British Home Secretary Theresa May yesterday announced a ban on the herbal stimulant khat, going against the advice of her own experts who said such a move was disproportionate.
Khat is to be classified as a Class C drug alongside ketamine and benzodiazepines, supply and production of which is punishable by up to 14 years in jail.
It is predominantly used by immigrants from East Africa, where its consumption is widespread.
May acknowledged that the government's Advisory Council on the Misuse of Drugs (ACMD) advised against a ban in January after finding insufficient evidence that khat was harmful.
But she noted it was already illegal in several European countries as well as Canada and parts of the United States, and warned Britain risked becoming a hub for trafficking unless it took action.
"Failure to take decisive action and change our legislative position on khat would place the UK at serious risk of becoming a single, regional hub for trafficking," May said.

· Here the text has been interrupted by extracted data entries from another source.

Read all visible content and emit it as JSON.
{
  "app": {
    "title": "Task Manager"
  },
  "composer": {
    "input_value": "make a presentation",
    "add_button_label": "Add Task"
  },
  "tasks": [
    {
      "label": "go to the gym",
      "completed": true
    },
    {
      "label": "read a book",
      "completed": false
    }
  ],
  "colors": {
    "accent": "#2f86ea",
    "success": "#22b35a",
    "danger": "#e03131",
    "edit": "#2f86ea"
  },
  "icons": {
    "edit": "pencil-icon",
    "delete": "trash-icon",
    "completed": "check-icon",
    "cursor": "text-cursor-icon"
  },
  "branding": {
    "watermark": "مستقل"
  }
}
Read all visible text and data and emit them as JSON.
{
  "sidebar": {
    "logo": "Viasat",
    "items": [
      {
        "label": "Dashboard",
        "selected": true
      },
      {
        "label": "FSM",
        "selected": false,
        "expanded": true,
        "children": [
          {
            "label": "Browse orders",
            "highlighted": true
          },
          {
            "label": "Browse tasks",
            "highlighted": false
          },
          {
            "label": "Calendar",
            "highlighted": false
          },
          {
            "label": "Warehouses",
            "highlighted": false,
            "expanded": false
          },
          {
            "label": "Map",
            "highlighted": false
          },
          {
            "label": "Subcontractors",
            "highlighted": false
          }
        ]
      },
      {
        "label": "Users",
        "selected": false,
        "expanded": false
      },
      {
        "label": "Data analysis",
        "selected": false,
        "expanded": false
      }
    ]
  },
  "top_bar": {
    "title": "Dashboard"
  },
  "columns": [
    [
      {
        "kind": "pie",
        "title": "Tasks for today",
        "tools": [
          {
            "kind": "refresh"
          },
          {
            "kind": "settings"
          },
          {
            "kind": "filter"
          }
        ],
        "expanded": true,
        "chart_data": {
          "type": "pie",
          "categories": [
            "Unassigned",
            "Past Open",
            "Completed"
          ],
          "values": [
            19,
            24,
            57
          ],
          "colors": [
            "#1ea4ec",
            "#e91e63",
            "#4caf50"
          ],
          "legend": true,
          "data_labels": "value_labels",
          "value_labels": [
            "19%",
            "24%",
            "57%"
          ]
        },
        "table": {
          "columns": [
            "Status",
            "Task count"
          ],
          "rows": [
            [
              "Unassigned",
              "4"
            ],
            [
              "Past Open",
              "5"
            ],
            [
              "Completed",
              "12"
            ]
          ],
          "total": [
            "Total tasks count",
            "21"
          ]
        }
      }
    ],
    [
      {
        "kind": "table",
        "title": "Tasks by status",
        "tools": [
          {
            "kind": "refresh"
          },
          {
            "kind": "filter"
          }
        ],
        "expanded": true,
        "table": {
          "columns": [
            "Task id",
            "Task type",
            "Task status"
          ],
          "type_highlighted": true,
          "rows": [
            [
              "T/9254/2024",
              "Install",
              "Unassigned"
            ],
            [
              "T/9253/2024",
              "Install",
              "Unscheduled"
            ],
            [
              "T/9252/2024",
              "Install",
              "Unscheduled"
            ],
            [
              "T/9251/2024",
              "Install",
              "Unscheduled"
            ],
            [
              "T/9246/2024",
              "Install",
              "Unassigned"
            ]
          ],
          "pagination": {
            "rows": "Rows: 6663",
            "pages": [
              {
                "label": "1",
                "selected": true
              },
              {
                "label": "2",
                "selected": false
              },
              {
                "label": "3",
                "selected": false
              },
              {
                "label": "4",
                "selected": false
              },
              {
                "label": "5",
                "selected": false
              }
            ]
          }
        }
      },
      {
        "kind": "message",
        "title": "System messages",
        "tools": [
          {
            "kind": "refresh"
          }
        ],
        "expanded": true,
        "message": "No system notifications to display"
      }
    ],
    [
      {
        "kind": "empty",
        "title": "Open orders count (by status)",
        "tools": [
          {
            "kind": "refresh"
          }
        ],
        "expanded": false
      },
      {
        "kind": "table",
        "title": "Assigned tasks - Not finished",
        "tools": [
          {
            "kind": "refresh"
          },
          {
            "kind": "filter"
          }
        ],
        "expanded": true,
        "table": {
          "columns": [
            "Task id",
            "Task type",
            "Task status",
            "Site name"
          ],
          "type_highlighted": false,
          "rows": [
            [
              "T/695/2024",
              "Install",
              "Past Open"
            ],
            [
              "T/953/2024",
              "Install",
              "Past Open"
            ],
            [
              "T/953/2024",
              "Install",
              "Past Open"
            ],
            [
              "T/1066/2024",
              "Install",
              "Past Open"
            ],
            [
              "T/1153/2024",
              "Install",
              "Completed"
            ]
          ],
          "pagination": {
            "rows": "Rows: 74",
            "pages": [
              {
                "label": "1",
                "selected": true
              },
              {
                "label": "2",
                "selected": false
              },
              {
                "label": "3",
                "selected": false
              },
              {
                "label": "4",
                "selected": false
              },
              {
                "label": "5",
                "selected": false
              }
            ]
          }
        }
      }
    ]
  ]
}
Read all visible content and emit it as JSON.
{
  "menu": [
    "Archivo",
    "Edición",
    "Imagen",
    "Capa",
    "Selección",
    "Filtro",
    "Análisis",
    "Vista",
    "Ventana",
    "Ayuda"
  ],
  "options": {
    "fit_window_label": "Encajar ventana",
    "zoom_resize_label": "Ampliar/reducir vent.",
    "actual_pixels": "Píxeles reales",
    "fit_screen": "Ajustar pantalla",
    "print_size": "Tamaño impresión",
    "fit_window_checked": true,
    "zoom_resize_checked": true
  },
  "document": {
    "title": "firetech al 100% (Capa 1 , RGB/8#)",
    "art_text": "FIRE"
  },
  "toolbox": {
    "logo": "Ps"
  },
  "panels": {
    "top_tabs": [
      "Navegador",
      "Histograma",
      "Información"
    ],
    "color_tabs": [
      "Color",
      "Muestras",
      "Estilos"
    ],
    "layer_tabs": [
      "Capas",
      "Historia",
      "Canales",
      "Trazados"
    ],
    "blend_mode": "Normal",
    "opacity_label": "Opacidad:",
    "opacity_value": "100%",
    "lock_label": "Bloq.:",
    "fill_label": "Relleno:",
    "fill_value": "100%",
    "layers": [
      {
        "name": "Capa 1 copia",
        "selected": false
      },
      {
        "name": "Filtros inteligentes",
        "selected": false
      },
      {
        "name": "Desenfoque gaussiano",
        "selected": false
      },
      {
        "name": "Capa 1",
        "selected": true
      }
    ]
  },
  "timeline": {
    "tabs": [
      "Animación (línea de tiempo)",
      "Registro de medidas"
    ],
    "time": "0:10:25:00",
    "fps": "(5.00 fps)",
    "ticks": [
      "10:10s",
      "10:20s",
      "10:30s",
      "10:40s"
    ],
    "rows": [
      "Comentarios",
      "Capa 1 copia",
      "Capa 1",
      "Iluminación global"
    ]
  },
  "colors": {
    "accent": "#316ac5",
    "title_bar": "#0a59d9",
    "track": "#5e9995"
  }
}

"Banning khat will help protect vulnerable members of our communities and send a clear message to an international audience that the UK is a hostile place for traffickers."
Khat consists of the leaves and shoots of the shrub Catha edulis and is chewed to obtain a mild stimulant effect.
On the publication of its report in January, ACMD chairman Professor Les Iversen said a ban would be "inappropriate and disproportionate", adding there is no evidence it has a "direct causal link to adverse medical effects".